Number three: Don't tell people how you lay on the carpet and worry you can't write. Because although you'll trick the 13-year-olds into sympathizing with you and thinking it's so cool how you suffer for your art and all, there are even more frustrated 30-somethings out there watching the show for the sex scenes and to see just how beautiful Sandra Oh's hair looks and who get a little miffed when you try to flex your writerly muscles in the first place and foist this overblown shit episode on us. And then there are even nastier, not-very-successful, jellus h8er writers who know just how you've hit the goldmine and we don't want to hear a single word of your deep explanations regarding the utterly trite shit you write. And we'll call you out about it.

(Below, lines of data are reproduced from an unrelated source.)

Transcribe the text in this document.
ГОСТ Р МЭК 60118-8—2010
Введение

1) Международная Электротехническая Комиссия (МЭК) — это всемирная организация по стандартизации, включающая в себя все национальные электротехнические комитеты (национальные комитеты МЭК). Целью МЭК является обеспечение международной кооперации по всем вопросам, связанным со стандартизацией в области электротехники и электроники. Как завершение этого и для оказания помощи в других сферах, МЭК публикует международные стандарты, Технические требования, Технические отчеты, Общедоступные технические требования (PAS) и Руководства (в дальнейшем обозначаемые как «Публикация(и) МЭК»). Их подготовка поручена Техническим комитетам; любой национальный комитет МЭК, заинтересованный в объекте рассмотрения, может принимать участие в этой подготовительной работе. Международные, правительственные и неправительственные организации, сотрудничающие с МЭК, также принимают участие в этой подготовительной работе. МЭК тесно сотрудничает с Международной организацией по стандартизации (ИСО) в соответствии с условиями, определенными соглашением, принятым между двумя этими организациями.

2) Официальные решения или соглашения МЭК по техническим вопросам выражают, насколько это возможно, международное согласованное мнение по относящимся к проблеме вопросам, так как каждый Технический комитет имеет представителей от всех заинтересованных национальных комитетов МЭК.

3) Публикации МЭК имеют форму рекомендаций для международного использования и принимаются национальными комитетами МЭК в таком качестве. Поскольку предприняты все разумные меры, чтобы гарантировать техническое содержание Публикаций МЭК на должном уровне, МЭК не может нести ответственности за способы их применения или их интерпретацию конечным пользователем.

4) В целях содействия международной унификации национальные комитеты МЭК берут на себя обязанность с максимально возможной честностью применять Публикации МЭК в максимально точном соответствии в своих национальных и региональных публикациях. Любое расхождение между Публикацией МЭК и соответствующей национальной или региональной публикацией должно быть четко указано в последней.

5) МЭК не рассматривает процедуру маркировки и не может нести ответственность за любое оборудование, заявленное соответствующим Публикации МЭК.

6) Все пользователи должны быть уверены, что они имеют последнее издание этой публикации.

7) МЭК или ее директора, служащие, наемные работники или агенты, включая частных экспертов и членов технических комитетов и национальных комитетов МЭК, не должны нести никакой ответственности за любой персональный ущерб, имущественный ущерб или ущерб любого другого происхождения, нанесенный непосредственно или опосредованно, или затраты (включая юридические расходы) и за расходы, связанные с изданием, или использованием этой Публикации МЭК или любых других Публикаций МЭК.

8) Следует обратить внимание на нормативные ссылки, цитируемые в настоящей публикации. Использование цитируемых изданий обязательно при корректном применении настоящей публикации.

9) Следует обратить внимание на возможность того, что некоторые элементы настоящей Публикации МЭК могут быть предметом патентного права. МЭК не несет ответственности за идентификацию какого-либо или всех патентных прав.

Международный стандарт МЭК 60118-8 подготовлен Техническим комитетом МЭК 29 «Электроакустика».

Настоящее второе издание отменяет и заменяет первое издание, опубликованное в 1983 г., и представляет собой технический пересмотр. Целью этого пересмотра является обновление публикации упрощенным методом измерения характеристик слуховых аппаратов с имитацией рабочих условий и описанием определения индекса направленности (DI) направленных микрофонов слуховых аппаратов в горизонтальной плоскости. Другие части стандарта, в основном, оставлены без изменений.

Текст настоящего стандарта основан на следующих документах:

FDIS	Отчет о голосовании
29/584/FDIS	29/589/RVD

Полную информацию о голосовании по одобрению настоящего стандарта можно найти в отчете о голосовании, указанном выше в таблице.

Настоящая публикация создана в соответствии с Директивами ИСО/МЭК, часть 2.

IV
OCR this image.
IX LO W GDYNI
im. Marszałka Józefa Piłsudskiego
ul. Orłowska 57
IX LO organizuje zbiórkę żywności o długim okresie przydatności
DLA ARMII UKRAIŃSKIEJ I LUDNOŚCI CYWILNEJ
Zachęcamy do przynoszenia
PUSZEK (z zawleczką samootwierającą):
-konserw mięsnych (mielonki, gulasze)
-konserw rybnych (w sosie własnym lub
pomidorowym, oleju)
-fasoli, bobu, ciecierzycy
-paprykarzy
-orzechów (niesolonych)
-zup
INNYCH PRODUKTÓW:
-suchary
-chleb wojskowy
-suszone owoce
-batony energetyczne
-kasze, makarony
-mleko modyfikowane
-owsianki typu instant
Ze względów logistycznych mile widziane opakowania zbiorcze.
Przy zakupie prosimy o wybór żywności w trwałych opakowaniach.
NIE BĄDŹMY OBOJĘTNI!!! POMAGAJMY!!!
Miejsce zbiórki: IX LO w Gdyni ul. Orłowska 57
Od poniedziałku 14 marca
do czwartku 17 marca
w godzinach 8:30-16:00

Number four: We get it. You think Meredith is dark and twisty. Now you need to get it: We'll tolerate you thinking that and we'll tolerate all her scenes were she talks about it. But she's dark and twisty the way a slinky is. It's twisty alright. And the metal color is dark. But it's still a whimsical little toy. Now matter how badly you want Meredith to be your Hamlet, she's still Cinderella. Okay? She's wispy and lispy and adorable and sunny. Get over it. You don't write "Six Feet Under," Shonda. Meredith is not Brenda. You really want to see dark and twisty? Check out Atia from Rome sometime. She'd eat Meredith's angst and grief for breakfast and not even shed a drop of Ox blood to cleanse herself of it.
In summation: Get the fuck over yourself. The show is riding a wave of success and a rash of free publicity. Please don't get all self-important-twat on us and start fucking with the format and thinking you can write some heavy shit. Maybe you feel compelled to prove you've got some serious drama chops. But this is a medical show, and it's been so successful because it seemed like you knew the oldest adage in the book: A spoonful of sugar helps the medicine go down. We'll take our medicine from you, Shonda. But only because there's so much wonderful sugar surrounding it. Sugar like Addison/Alex sex. Seriously.